Various questions about the code, and how one can run it

Question

Various questions about the code, and how one can run it

fadi16 opened this issue 3 years ago · comments

Many thanks for making the code of the paper available.

I'm trying to understand how the code works, but finding it very hard to get the code to run (and generate something). Could you please clarify the following:

What does beam_size mean? I get asked to provide a beam_size when I run generate.py, but not sure what that should be?
What does the file "DubplicateCheckLib.txt" do? It's missing in the repository, so I'm using "DubplicateCheckLib_example.txt" instead, but not sure of the effect that would have on the model.
I trained the model for about an hour with training/testing/validation pkl files I created from the poems example corpus (poems.txt) - (I understand that amount of time with that corpus size is not enough, I was just trying to see if the generation process works). Then I tried to generate something with it (by running generate.py). I tried beam_size (from 1-10) and gave an input sentence ("戴花三朵镇长春"), but I kept getting this error:
"generation failed! line 2 generation failed!", is this because the model wasn't trained enough? or am I doing something wrong.

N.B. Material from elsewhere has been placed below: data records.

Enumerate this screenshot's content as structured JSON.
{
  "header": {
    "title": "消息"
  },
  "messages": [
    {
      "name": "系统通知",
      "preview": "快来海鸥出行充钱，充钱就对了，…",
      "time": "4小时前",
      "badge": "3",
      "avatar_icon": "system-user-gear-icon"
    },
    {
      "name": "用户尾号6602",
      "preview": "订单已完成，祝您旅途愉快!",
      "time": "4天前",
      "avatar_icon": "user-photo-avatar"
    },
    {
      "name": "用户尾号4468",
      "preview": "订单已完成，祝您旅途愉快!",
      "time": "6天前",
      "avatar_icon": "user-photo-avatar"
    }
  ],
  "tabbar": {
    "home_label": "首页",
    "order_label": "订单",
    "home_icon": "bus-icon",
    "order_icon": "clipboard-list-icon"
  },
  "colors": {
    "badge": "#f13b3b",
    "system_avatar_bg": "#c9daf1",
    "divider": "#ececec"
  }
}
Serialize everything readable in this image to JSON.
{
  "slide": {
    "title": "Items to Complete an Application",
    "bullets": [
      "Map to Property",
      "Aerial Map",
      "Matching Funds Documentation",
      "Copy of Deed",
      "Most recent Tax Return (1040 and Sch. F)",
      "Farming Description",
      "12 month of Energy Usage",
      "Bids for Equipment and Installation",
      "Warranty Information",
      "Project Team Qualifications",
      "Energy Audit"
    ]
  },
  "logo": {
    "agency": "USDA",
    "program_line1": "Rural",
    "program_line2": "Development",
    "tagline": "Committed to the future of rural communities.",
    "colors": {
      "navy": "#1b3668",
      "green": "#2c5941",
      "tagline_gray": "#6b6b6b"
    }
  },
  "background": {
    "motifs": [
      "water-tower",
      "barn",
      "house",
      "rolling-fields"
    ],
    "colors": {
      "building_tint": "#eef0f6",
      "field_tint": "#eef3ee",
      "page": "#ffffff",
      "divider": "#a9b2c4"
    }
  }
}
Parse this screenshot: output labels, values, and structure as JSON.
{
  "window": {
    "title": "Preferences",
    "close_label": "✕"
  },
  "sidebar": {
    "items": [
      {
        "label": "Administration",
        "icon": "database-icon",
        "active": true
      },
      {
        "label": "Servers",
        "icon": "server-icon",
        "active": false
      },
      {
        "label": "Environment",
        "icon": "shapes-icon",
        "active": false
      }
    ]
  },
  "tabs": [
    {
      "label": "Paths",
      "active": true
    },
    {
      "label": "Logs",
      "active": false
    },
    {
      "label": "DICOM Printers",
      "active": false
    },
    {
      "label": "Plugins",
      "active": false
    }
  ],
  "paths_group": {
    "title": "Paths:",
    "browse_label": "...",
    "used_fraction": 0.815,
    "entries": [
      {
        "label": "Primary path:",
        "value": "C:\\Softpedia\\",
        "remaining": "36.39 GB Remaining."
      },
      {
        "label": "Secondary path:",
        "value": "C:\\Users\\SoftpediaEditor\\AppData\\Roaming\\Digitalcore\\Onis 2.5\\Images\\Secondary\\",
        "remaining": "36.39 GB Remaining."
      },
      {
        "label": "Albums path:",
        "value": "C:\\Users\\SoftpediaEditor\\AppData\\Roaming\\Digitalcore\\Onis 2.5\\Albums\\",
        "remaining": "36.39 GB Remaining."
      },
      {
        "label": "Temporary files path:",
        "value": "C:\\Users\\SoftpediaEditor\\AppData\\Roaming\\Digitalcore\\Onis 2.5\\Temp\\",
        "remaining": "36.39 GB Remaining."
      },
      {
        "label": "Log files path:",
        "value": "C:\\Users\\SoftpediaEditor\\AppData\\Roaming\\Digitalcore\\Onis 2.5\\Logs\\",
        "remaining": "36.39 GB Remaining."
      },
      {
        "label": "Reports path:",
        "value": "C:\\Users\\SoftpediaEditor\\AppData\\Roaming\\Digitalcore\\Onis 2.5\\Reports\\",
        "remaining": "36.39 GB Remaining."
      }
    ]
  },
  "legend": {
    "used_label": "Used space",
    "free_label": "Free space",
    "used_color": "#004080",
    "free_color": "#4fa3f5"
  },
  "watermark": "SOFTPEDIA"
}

Thanks a lot for your help!

yzq · Answer 1 · Wed Oct 27 2021 11:42:52 GMT+0800 (China Standard Time)

hello, mate. any progress ?

yangcheng · Answer 2 · Wed Oct 27 2021 17:35:59 GMT+0800 (China Standard Time)

Sry for the late response. It has been years after I wrote this code and there's a chance that I missed some details.

beam size means the number of candidates in a beam search. You can simply set it to 20 or 30.
It is used to avoid generating sentences that already in the training set. It's ok to leave it blank.
All sentences are filtered out (e.g. rhythm issue) or not qualified enough. I think 1000 epochs can generate some meaningful sentences. Increasing beam size may also help.